The word "telecom" is a generic term but New Zealanders so closely associate it with Telecom NZ that Nortel Networks has been prevented from using the trade mark "NT Northern Telecom" for its services business in this country.

That's the gist of a decision made by Justice Goddard in the High Court last month after hearing an appeal against a decision made last November by the assistant commissioner for trademarks.

In the original case, the assistant commissioner upheld Telecom NZ's submission that Nortel's "NT Northern Telecom" trademark shouldn't be registered here and cited the strong identification in New Zealanders' minds of the word telecom with Telecom NZ.

The controversy centres around the fact Nortel is an abbreviation of Northern Telecom and in Canada, where Nortel has its headquarters, Nortel is strongly associated with the term Northern Telecom.

Nortel NZ appealed the assistant commissioner's decision on several grounds, some of them relating to legal technicalities, but its main thrust was that the word telecom is a generic term relating to telecommunications and thus can't be the subject of a trade mark.

However, Justice Goddard upheld the original decision, noting "I agree with the assistant commissioner's finding that the stylisation of the appellant's device mark and the addition of the adjective 'Northern' would do nothing to disabuse the New Zealand consumer of an overriding perception that any product or service using the mark Telecom would be that of [Telecom NZ]."

He also agreed with the assistant commissioner's view that the word Northern would most likely be interpreted by consumers as referring to a regional branch of Telecom NZ.

Not in Nortel's favour was its own decision in 1987 to change its name from Northern Telecom NZ to Nortel NZ Ltd.

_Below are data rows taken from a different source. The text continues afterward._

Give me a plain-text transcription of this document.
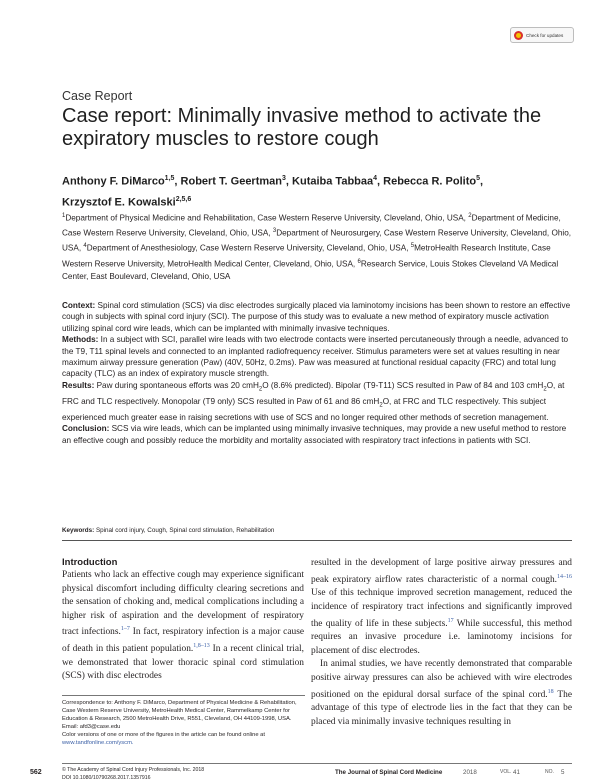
Check for updates
Case Report
Case report: Minimally invasive method to activate the expiratory muscles to restore cough
Anthony F. DiMarco$^{1,5}$, Robert T. Geertman$^3$, Kutaiba Tabbaa$^4$, Rebecca R. Polito$^5$,
Krzysztof E. Kowalski$^{2,5,6}$
$^1$Department of Physical Medicine and Rehabilitation, Case Western Reserve University, Cleveland, Ohio, USA, $^2$Department of Medicine, Case Western Reserve University, Cleveland, Ohio, USA, $^3$Department of Neurosurgery, Case Western Reserve University, Cleveland, Ohio, USA, $^4$Department of Anesthesiology, Case Western Reserve University, Cleveland, Ohio, USA, $^5$MetroHealth Research Institute, Case Western Reserve University, MetroHealth Medical Center, Cleveland, Ohio, USA, $^6$Research Service, Louis Stokes Cleveland VA Medical Center, East Boulevard, Cleveland, Ohio, USA

Context: Spinal cord stimulation (SCS) via disc electrodes surgically placed via laminotomy incisions has been shown to restore an effective cough in subjects with spinal cord injury (SCI). The purpose of this study was to evaluate a new method of expiratory muscle activation utilizing spinal cord wire leads, which can be implanted with minimally invasive techniques.

Methods: In a subject with SCI, parallel wire leads with two electrode contacts were inserted percutaneously through a needle, advanced to the T9, T11 spinal levels and connected to an implanted radiofrequency receiver. Stimulus parameters were set at values resulting in near maximum airway pressure generation (Paw) (40V, 50Hz, 0.2ms). Paw was measured at functional residual capacity (FRC) and total lung capacity (TLC) as an index of expiratory muscle strength.

Results: Paw during spontaneous efforts was 20 cmH$_2$O (8.6% predicted). Bipolar (T9-T11) SCS resulted in Paw of 84 and 103 cmH$_2$O, at FRC and TLC respectively. Monopolar (T9 only) SCS resulted in Paw of 61 and 86 cmH$_2$O, at FRC and TLC respectively. This subject experienced much greater ease in raising secretions with use of SCS and no longer required other methods of secretion management.

Conclusion: SCS via wire leads, which can be implanted using minimally invasive techniques, may provide a new useful method to restore an effective cough and possibly reduce the morbidity and mortality associated with respiratory tract infections in patients with SCI.

Keywords: Spinal cord injury, Cough, Spinal cord stimulation, Rehabilitation
Introduction

Patients who lack an effective cough may experience significant physical discomfort including difficulty clearing secretions and the sensation of choking and, medical complications including a higher risk of aspiration and the development of respiratory tract infections.$^{1-7}$ In fact, respiratory infection is a major cause of death in this patient population.$^{1,8-13}$ In a recent clinical trial, we demonstrated that lower thoracic spinal cord stimulation (SCS) with disc electrodes

resulted in the development of large positive airway pressures and peak expiratory airflow rates characteristic of a normal cough.$^{14-16}$ Use of this technique improved secretion management, reduced the incidence of respiratory tract infections and significantly improved the quality of life in these subjects.$^{17}$ While successful, this method requires an invasive procedure i.e. laminotomy incisions for placement of disc electrodes.

In animal studies, we have recently demonstrated that comparable positive airway pressures can also be achieved with wire electrodes positioned on the epidural dorsal surface of the spinal cord.$^{18}$ The advantage of this type of electrode lies in the fact that they can be placed via minimally invasive techniques resulting in

Correspondence to: Anthony F. DiMarco, Department of Physical Medicine & Rehabilitation, Case Western Reserve University, MetroHealth Medical Center, Rammelkamp Center for Education & Research, 2500 MetroHealth Drive, R551, Cleveland, OH 44109-1998, USA. Email: afd3@case.edu
Color versions of one or more of the figures in the article can be found online at www.tandfonline.com/yscm.
562	© The Academy of Spinal Cord Injury Professionals, Inc. 2018
DOI 10.1080/10790268.2017.1357916
The Journal of Spinal Cord Medicine	2018	VOL. 41	NO. 5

The case has been dragging through the courts for some time, having first been activated in 1998 when Telecom NZ filed notices of opposition to Nortel's applications for registration of the NT Northern Telecom trademark under the "service" provision of the Trade Marks Act.

Nortel first registered the mark in 1976 for "goods" purposes, but Telecom NZ took exception to its use under the "service" provisions of the act.